I expressed my concern last week over Bridesmaids, but I can safely (and happily) report that the film lived up to the hype, and dare I say, it wiped the floor with the naysayers out there. One thing that initially had me wary was the trailer and the way this film was marketed to the public. Nothing about the trailer or commercials had me in stitches, or made me want to see the film based on those clips alone. If it wasn’t for my interest in Kristen Wiig, or my love for Maya Rudolph, I may have let this one slip away, which would have been unfortunate. So I want to take this opportunity (as many other bloggers have) to stress that this film is so much more than what the trailer represents. Go see it!

Kristen Wiig plays Annie, a woman who is slightly down on her luck, dealing with the closing of her bakery, roommate troubles, and a douchey sex buddy that treats her like crap. So when Annie’s best friend since childhood Lillian (Maya Rudolph) tells her she is getting married and wants her to be her maid of honor, Annie says yes, determined to put aside her troubles to share in her friend’s excitement. But Annie isn’t the only one vying for maid of honor status. Helen, Lillian’s “new” best friend, provides some stiff competition. In the end, I couldn’t help but be reminded of a song I sang in girl scouts once upon a time: “Make new friends, but keep the old, one is silver and the other gold.”

Bridesmaids continues to capitalize on what The Hangover did for R rated comedies last year-elevate them to a level of hilarity few movies have dared to tread in the past. There are some pretty big gross out scenes in Bridesmaids that I’ve never seen done as well, or as funny. But aside from the comedy, Bridesmaids has a real human element to it, and often the comedic scenes are punctuated with scenes of honesty and heart between the main characters. Alex Albrecht of Totally Rad Show fame described it perfectly: Bridesmaids is a movie that is very much shot in the same vein as an action film. A narrative, interspersed by moments of intense comedy. Fans of recent comedies may have difficulty adjusting to this style, where the laughs aren’t necessarily constant, but when they arrive, they come full throttle.

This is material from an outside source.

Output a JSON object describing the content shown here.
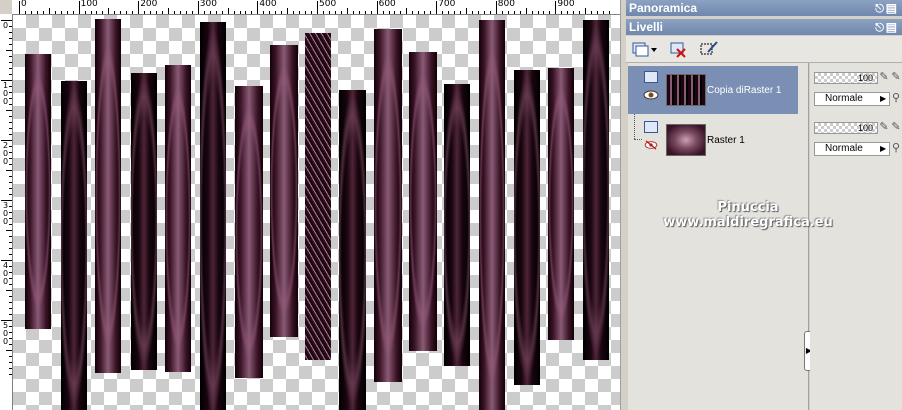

I was also worried how much Bridesmaids being a “wedding” comedy would hurt the film, but it doesn’t at all. Instead of dwelling on the relationship between bride and groom (i.e. a romantic comedy), the story dwells on what happens when a woman’s best friend gets married, and all the politics involved between old and new friends when they try to throw the best wedding possible for the bride. It’s one of the best critiques on female competition I’ve seen in the movies.

The overall writing and production of the film is some of the best work to come out of Hollywood comedies in quite some time. Kristen Wiig’s script is funny, heartfelt and original; you can tell her unique style of humor from her co-writer Annie Mumolo. I’m intrigued to see more from this comedy writing team in the future, as I relate to this style of comedy more than most other comedy writers out there. But then again I enjoy anyone who agrees it’s quite alright for the ladies to get down and dirty sometimes.